12. Ingevolge artikel 10ec, eerste lid van het Uitvoeringsbesluit LB, bedraagt de looptijd van de bewijsregel maximaal acht jaar, ingaande op de eerste dag van de tewerkstelling door de inhoudingsplichtige en eindigende op de laatste dag van het loontijdvak na het loontijdvak waarin die tewerkstelling is geëindigd.

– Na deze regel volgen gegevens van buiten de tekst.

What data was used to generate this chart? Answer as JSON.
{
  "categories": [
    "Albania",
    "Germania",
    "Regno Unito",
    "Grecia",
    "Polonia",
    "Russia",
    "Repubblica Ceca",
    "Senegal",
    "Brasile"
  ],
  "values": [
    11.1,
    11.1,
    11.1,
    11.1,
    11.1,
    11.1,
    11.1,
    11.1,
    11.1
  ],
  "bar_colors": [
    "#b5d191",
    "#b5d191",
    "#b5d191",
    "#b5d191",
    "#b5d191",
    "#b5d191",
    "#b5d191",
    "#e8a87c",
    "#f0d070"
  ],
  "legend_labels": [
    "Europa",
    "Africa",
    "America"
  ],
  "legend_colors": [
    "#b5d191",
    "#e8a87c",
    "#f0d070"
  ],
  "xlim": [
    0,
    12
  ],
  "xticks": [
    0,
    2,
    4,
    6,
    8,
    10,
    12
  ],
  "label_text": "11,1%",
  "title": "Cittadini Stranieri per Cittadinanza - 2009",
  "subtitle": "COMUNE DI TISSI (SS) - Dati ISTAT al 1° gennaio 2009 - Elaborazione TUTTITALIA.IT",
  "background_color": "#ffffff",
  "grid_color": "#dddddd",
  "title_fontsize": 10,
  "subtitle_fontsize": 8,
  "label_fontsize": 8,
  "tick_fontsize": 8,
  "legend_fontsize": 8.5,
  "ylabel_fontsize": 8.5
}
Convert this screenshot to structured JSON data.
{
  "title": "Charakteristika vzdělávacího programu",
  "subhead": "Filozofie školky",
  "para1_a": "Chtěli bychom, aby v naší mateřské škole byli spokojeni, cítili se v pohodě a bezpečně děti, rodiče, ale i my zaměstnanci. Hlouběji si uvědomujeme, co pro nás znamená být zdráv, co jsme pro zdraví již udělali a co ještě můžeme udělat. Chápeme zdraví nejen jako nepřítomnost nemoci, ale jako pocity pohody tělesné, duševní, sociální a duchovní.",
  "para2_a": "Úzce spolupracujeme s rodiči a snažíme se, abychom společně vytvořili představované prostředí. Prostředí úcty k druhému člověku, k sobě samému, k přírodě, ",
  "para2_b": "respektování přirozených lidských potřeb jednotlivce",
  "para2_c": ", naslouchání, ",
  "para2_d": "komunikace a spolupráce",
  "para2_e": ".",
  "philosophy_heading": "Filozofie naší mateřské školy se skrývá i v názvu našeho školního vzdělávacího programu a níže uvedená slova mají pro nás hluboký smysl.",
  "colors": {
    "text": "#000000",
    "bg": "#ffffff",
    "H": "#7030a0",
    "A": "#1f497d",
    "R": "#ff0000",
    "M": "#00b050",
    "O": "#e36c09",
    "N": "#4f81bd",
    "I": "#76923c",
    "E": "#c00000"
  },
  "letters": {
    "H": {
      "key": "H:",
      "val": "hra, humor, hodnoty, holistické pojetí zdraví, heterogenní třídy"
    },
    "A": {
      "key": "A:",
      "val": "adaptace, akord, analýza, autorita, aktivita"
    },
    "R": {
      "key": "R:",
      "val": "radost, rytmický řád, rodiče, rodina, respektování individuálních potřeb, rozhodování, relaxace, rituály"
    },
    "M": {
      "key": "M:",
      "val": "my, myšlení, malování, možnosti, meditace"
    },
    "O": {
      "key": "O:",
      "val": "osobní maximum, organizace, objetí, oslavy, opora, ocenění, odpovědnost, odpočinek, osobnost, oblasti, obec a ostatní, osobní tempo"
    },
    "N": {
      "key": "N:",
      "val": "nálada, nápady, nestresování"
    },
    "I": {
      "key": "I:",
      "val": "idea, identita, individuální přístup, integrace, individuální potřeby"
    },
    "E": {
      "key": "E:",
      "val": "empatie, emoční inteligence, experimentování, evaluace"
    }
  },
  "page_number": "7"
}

13. Uit de onder 12 genoemde bepaling blijkt dat de looptijd van de bewijsregel eindigt op het moment dat de tewerkstelling door de inhoudingsplichtige eindigt. Naar het oordeel van de rechtbank is dat het moment waarop de uitzendperiode van de werknemer in Nederland afloopt. De grief van eiseres dat de tewerkstelling doorloopt omdat de werknemer na de uitzendperiode in dienst is gebleven van dezelfde buitenlandse werkgever faalt, nu die werkgever vanaf dat moment geen inhoudingsplichtige meer is ten aanzien van de werknemer. Ook ingeval de werknemer na afloop van de uitzendperiode nog incidenteel voor eiseres in Nederland werkt, is geen sprake van tewerkstelling omdat de werkgever ten aanzien van die werkzaamheden in Nederland niet inhoudingsplichtig is. De looptijd van de bewijsregel is dus geëindigd op de laatste dag van het loontijdvak na het loontijdvak waarin de uitzendperiode van de werknemer in Nederland is geëindigd en dus vóór het moment waarop het optievoordeel is genoten, te weten het moment van uitoefening van de aandelenopties in september 2013. Nu in september 2013 de looptijd van de bewijsregel bij de werknemer was geëindigd, is de 30%-regeling niet van toepassing op het genoten optievoordeel.
14. Gelet op het bovenstaande dient het beroep ongegrond te worden verklaard.
Proceskosten
15. De rechtbank ziet geen aanleiding voor een proceskostenveroordeling.
Beslissing
De rechtbank verklaart het beroep ongegrond.
Deze uitspraak is gedaan mr. M.A. Dirks, voorzitter, en mr. M.C.J.A. Huijgens en mr. E.E. Schotte, leden, in aanwezigheid van mr. B.H. Suijkerbuijk, griffier. De beslissing is in het openbaar uitgesproken op 23 augustus 2016.
griffier voorzitter
Afschrift verzonden aan partijen op:
Rechtsmiddel
Tegen deze uitspraak kunnen partijen binnen zes weken na verzending hoger beroep instellen bij het gerechtshof Arnhem-Leeuwarden (belastingkamer), Postbus 9030, 6800 EM Arnhem.